Bahkan dengan pelacakan GPS modern, pesawat perlu menghitung kecepatan saat di udara. Untuk menentukan kecepatan udara, pesawat bergantung pada tabung Pitot yang mengukur udara bergegas ke dalamnya. Dengan membandingkan tekanan itu terhadap tekanan udara yang diperoleh dari apa yang dikenal sebagai port statis, pesawat dapat menentukan kecepatan udara. Jika salah satu dari sensor tekanan diblokir, maka dapat menyebabkan kesalahan pembacaan.
Lembaga penyelamatan Indonesia mengatakan pada hari Minggu bahwa puing-puing yang ditemukan oleh penyelam ternyata hanya potongan kulit jet Boeing Co. Arus bawah laut yang kuat di Laut Jawa dan dasar laut berlumpur telah memperumit perburuan selama seminggu yang melibatkan puluhan kapal dan ratusan personel.
Ketika pencarian seluas 270 kilometer persegi untuk mencari potongan pesawat melebar selama akhir pekan, pihak berwenang Indonesia memperluas tinjauan operasi Lion Air, termasuk prosedur operasi standar penerbangan dan kualifikasi awak pesawat. Pemeriksaan puing-puing pesawat menunjukkan bahwa pesawat itu tidak meledak di udara sebelum terjun ke Laut Jawa, Tjahjono mengatakan sebelumnya pada hari Senin.
"Pesawat pecah di bawah laut akibat memukul air dengan kecepatan tinggi dan tidak pecah di udara," kata Tjahjono. "Karena mesin masih berjalan pada RPM tinggi."

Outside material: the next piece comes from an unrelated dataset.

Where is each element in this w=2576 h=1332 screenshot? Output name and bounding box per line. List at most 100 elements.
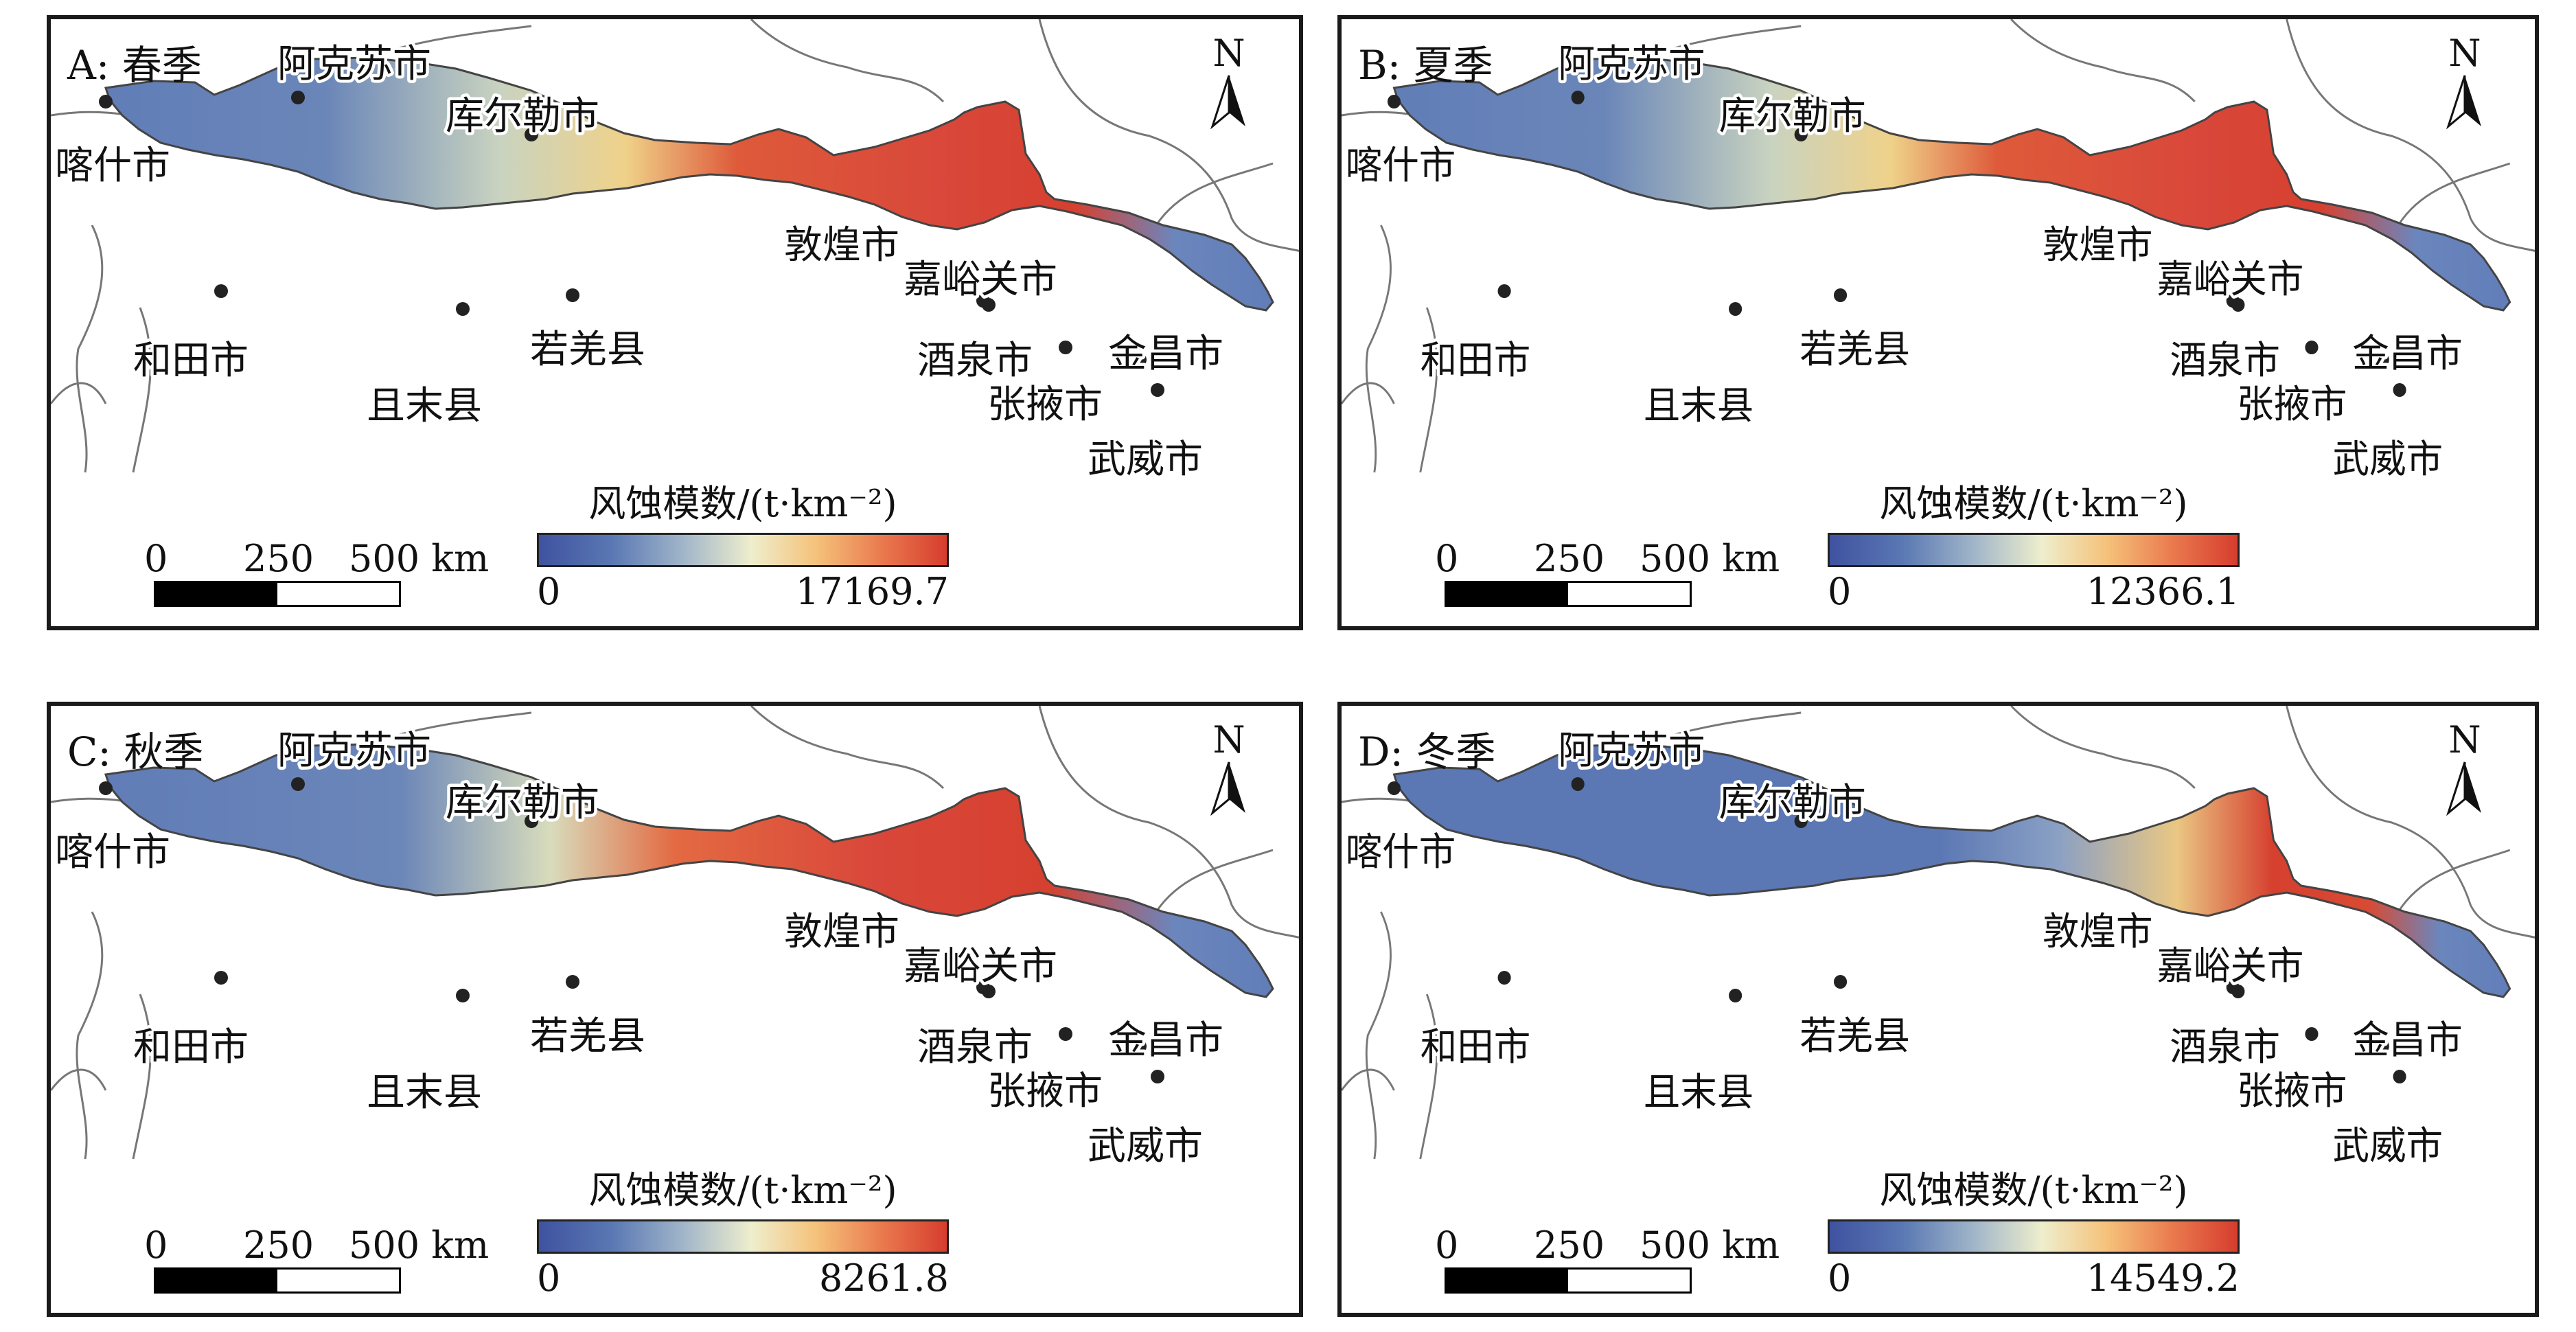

Presiden Joko Widodo telah meminta maskapai penerbangan untuk menjadikan keselamatan penumpang sebagai prioritas tertinggi, dan pemerintah telah memerintahkan peninjauan unit perbaikan dan pemeliharaan Lion dan menghentikan beberapa manajer.
Kementerian transportasi berkoordinasi dengan otoritas bandara, operator navigasi dan maskapai penerbangan memastikan kelaikan udara di semua bandara di Indonesia agar terpelihara dengan baik, menurut Menteri Transportasi Budi Karya Sumadi.